Don’t rush a test drive, it’s only when you get some hands-on experience with a car that you can decide if the model is right for you or not. You’ll have more suitable candidates on paper than in reality. A test drive is the only way to pick the perfect car for your needs.

Negotiate the whole package, not just the price

Most car buyers pay close attention to a car’s sticker price, and they forget two important aspects. First is the fact that the sticker price is not the same as the final, out-the-door price, which is generally around 10% extra. And the second is that you should negotiate the entire package when you buy a new car, not just its price. To get the best deal make sure to:

  • Guard yourself against unnecessary add-ons such as advertisement fees, extended guarantees, etc.
  • Try to get as many free perks as possible (free maintenance, road assistance, features, etc)
  • Get a fair quote for your trade-in
  • Have at least three offers for auto loans and car insurance before you visit the dealership
  • Take your time to understand each addition to the contract and to the total price, don’t be afraid to leave the dealership if you feel pressured into signing something that you’re not completely comfortable with

Finalize the deal

If you’re happy with the car and you have successfully negotiated a good deal for it, it’s time to finalize the sale.

Before you sign the contract, read it carefully one more time. It’s best if you have the dealership email it to you so you can take your time reviewing it at home, without salespeople breathing down your neck.

Ask as many questions as you want and make sure that no extra fees or add-ons have been added to the total price. If everything checks out and you feel confident that you have a good grasp of all the clauses in the contract, sign it and the car is yours. Just remember that before you leave the dealership, you’ll likely need to get car insurance for your new car.

Consider buying a used car or a CPO

A great way to make the most out of your money is to buy a used car, especially if it’s a Certified Pre-Owned (CPO) model.

A CPO comes with the manufacturer’s backing, effectively keeping you safe from the most common problems associated with second-hand cars such as fake mileage, hidden damages, or theft records. And, considering that cars lose between 20 and 30% of their value in the first year of their lives, CPOs also come at a far better price than brand-new cars. 
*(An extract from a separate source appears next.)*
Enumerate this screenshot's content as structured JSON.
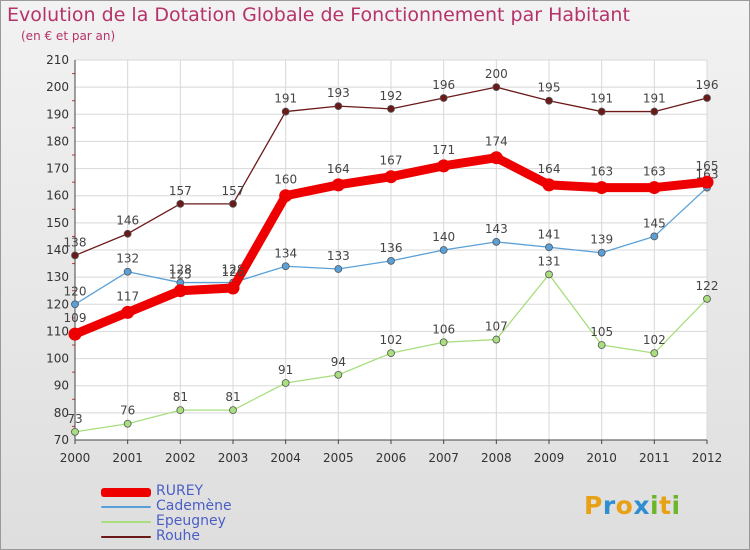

Not all used cars qualify to be awarded the Certified badge by the manufacturer. In fact, the restrictions are quite limiting, making sure that only the best second-hand cars get to the inspecting and reconditioning process that precedes the CPO status.
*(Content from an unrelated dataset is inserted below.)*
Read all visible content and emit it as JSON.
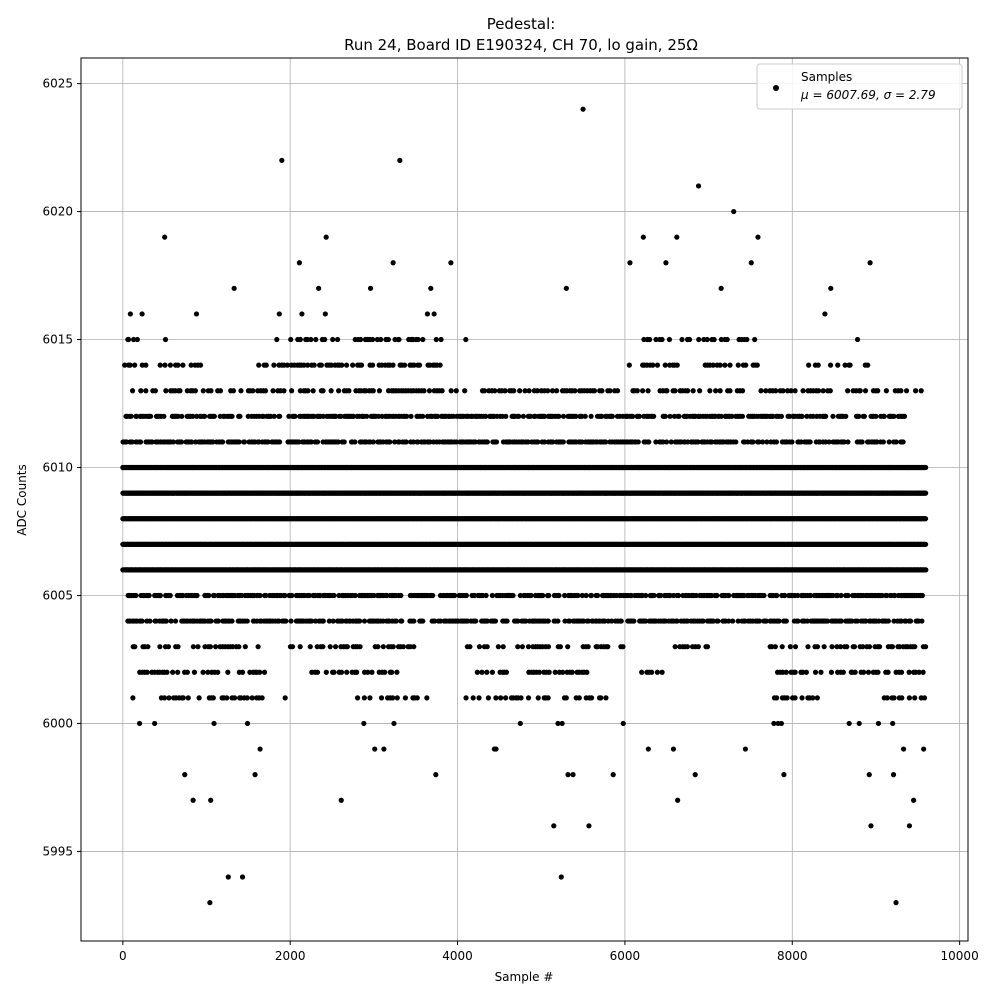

To read more about the benefits of Certified Pre-Owned vehicles, check out the articles on our blog.

There are two parts to buying a new car. One has to do with what happens before you step foot into the dealership – getting preapproved, researching models and dealerships, finding out what’s a fair price for your trade-in. The other is knowing how to deal with salespeople so that you get a good final price for your new car and you stay clear of expensive, unnecessary add-ons.
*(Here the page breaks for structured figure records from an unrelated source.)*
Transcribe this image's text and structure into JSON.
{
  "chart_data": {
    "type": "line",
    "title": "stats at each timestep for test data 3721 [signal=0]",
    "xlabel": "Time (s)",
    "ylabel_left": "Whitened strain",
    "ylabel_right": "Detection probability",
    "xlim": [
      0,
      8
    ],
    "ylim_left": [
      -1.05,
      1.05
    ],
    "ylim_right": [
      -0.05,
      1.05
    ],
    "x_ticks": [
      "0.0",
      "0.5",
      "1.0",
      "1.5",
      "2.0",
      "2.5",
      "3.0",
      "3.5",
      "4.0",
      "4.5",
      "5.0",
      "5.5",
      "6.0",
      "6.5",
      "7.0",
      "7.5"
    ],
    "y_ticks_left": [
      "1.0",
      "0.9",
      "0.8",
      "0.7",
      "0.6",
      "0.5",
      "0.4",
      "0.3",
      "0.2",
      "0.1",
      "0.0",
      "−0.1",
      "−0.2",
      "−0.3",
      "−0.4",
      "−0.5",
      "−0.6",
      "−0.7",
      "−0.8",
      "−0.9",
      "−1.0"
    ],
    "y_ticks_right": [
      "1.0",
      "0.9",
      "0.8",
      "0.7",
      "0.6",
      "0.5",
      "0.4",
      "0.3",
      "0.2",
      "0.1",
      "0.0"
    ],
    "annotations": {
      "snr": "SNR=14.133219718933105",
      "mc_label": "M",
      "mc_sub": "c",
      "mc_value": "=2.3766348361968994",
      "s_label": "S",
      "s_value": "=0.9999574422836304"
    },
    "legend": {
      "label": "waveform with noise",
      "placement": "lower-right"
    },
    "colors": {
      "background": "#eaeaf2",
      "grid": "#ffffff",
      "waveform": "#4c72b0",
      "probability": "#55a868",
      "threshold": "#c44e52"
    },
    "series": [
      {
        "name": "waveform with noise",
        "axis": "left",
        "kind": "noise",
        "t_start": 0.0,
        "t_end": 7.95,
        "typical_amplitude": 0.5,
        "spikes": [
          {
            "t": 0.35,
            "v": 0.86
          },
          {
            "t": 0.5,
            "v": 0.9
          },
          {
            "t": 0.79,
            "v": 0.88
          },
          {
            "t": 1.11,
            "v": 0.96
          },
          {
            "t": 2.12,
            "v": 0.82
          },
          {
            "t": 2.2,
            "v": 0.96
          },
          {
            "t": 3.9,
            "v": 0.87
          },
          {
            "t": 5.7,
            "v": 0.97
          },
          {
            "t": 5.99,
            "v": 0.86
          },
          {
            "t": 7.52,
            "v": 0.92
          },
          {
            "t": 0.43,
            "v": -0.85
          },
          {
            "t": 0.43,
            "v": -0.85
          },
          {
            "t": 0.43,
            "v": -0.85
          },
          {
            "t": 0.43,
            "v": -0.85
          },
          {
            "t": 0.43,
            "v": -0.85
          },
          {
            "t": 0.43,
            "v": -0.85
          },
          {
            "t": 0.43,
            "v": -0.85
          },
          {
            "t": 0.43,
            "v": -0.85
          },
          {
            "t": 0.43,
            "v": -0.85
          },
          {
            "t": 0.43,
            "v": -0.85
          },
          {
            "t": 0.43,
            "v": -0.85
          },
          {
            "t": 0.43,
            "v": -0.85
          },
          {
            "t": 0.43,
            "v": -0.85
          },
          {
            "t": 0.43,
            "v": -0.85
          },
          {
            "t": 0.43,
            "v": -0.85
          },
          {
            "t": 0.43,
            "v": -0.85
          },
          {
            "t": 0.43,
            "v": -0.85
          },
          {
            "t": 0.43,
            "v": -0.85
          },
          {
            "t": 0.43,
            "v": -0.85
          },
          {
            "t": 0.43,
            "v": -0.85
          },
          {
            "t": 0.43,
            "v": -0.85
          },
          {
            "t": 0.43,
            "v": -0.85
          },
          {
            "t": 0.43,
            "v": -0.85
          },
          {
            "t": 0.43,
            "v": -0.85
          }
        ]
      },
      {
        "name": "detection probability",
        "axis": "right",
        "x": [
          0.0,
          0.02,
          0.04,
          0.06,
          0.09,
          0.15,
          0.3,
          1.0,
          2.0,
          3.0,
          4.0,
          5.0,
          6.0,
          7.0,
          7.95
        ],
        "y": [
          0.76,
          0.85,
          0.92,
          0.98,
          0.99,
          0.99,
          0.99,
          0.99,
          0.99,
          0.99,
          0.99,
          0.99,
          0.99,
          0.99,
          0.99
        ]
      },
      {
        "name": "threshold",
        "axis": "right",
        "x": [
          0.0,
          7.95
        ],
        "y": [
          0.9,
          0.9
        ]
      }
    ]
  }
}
What to do before buying a new car? Know the car market, know your budget and take your time at the dealership so that you don’t get pressured into spending more than you want to.


Is it worth buying a new car in 2024?

It depends on your financial situation. New cars can be considered a luxury if you take into account how steep is their depreciation curve in the first two years of their lives. 

Can I get a car loan when buying a new car?

Of course. All car loan providers favor new cars as collateral, so you’ll get the best APRs and loan conditions when shopping for a brand-new vehicle.

Why is test driving important?

Because that is the only way to see how the car feels and handles on the road. On paper, almost any car can sound enticing, but that can all change as soon as you step behind the wheel. Make sure to test drive any car before you buy it.